Dosage & Administration
Participants received creatine monohydrate at 0.14 g·kg⁻¹·d⁻¹ (approximately 9.8 g/day for a 70 kg woman) or a matched placebo. Supplementation was administered daily alongside the 2-year exercise intervention.
Results & Efficacy
- BMD: No significant differences between groups at femoral neck (creatine: 0.725→0.712 vs. placebo: 0.721→0.706 g·cm⁻²), total hip, or lumbar spine (all P > 0.05).
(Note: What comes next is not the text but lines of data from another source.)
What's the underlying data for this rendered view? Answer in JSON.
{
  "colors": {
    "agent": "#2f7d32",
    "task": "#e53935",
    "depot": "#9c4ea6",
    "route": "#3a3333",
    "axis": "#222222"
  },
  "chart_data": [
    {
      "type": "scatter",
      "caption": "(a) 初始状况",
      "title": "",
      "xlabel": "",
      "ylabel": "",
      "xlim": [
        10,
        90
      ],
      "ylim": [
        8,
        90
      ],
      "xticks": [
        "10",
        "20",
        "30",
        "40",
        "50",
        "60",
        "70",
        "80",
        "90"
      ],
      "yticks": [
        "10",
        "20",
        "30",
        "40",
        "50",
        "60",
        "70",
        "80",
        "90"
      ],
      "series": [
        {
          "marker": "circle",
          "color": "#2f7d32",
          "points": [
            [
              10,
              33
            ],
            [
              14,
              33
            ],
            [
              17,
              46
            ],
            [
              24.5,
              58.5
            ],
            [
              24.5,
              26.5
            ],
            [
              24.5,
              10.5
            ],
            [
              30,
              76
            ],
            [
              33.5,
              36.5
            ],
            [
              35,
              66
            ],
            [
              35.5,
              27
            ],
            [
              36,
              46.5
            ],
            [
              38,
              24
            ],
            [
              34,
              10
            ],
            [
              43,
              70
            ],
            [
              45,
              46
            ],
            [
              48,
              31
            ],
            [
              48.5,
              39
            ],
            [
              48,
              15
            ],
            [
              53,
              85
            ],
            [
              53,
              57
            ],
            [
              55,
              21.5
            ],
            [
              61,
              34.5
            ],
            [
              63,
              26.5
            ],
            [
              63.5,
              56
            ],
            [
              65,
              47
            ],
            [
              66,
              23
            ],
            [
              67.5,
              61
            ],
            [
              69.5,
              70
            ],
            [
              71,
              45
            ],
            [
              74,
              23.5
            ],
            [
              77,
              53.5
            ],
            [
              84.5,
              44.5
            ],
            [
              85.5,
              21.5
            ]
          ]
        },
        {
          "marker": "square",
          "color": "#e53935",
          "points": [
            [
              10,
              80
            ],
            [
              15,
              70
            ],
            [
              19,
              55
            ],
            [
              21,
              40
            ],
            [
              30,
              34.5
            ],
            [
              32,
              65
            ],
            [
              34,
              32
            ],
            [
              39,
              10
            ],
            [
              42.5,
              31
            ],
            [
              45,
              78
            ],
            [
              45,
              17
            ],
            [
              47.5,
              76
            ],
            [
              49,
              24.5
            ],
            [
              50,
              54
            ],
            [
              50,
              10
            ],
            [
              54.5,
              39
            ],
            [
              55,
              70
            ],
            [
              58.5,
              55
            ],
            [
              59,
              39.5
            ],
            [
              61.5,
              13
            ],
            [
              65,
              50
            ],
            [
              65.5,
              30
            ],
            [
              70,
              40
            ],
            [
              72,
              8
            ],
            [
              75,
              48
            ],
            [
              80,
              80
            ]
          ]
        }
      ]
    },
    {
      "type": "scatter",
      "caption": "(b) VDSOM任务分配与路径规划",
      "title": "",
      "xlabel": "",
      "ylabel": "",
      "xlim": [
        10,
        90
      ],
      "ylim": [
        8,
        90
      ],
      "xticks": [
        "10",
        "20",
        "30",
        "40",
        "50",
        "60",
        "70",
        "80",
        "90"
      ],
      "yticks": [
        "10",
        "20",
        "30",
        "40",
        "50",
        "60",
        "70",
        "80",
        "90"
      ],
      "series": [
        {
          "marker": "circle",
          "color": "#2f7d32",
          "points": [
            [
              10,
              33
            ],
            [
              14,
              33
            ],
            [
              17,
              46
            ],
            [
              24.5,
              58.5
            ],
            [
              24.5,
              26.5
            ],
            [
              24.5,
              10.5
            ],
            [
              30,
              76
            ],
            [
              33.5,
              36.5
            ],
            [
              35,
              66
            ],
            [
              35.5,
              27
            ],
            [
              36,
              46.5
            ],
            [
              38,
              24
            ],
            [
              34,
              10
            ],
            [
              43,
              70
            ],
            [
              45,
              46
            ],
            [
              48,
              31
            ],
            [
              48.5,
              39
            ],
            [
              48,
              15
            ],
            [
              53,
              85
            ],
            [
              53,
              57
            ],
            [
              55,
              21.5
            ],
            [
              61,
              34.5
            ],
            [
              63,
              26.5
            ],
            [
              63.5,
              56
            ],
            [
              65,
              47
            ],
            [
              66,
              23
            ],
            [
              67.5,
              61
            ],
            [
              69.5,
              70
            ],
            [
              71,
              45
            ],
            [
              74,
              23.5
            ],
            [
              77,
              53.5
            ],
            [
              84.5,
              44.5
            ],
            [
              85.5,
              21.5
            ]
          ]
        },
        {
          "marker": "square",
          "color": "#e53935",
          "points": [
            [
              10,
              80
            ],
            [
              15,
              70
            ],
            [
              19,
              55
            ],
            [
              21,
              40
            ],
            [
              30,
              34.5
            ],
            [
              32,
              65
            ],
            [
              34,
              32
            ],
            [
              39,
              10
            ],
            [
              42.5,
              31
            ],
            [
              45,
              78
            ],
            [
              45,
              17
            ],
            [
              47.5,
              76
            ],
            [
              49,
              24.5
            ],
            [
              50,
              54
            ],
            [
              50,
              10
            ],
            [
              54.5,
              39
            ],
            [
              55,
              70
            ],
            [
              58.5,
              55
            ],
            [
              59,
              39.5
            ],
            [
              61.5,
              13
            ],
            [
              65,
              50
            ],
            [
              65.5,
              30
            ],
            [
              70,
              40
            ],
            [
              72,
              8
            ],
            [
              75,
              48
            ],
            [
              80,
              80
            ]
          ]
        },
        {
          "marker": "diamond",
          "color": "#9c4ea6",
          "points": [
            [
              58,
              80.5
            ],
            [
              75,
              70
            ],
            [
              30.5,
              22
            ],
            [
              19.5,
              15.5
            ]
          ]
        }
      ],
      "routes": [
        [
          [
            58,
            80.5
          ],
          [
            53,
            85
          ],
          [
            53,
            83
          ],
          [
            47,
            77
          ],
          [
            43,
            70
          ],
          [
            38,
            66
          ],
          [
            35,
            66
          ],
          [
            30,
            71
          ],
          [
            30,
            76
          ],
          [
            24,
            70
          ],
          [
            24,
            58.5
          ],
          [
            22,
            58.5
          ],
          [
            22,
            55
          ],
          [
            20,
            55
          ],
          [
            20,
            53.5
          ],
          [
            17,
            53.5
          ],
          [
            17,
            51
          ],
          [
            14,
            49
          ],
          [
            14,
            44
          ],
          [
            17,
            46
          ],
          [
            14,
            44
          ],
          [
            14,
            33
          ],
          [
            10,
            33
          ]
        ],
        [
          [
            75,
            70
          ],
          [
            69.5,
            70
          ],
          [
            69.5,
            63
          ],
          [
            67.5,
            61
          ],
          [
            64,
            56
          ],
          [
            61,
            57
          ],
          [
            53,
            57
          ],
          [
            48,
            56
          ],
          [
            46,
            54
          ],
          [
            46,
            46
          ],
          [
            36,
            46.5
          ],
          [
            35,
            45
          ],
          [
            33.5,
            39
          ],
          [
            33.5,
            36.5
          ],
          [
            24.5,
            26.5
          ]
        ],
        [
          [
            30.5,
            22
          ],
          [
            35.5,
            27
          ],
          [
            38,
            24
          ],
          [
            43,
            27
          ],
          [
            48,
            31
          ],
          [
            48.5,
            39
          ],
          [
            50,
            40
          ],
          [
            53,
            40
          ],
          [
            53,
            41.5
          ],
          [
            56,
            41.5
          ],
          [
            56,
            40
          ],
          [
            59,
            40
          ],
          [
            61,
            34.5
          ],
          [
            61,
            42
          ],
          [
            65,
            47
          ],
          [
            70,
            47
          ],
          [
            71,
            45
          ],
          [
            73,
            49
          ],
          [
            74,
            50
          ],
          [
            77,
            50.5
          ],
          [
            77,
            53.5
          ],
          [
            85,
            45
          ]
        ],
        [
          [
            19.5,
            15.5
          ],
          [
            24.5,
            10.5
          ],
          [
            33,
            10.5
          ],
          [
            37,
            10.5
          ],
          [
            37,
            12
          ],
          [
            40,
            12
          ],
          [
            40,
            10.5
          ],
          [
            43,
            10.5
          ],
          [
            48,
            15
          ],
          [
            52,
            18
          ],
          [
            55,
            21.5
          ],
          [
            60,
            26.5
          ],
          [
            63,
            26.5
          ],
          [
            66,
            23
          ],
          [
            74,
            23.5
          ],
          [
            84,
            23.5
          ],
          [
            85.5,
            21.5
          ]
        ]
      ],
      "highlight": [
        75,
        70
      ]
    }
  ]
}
- Bone Geometry: Creatine maintained section modulus (1.35→1.34 vs. placebo: 1.34→1.28 cm³; P = 0.0011) and improved buckling ratio (10.8→11.1 vs. placebo: 11.0→11.6; P = 0.011).
- Function: Walking time decreased by 1.5 seconds in creatine vs. no change in placebo (48.6→47.1 vs. 48.3→48.2 s; P = 0.0008).
- Body Composition: Lean mass increased significantly in valid completers (40.8→43.1 vs. placebo: 40.4→42.0 kg; P = 0.046). Strength gains (bench press, hack squat) were similar between groups.
Limitations
The high attrition rate (only "valid completers" showed lean mass benefits) limits generalizability. BMD outcomes showed no clinical improvement despite positive geometric changes, raising questions about functional relevance. The exercise protocol was identical for both groups, so creatine’s isolated effects cannot be determined. Lack of dietary control and no fracture incidence data are additional constraints. Future studies should assess longer-term fracture risk and optimal dosing.
Clinical Relevance
For postmenopausal women, creatine + exercise may enhance bone structural integrity (not BMD) and functional mobility, potentially reducing fall risk. The 1.5-second improvement in walking speed suggests meaningful real-world mobility benefits. However, creatine alone is insufficient for osteoporosis prevention given the lack of BMD improvement. Clinicians might consider it as an adjunct to exercise for improving lean mass and bone geometry, but not as a primary osteoporosis treatment. Users should prioritize weight-bearing exercise alongside supplementation.
Original Study Reference
A 2-yr Randomized Controlled Trial on Creatine Supplementation during Exercise for Postmenopausal Bone Health.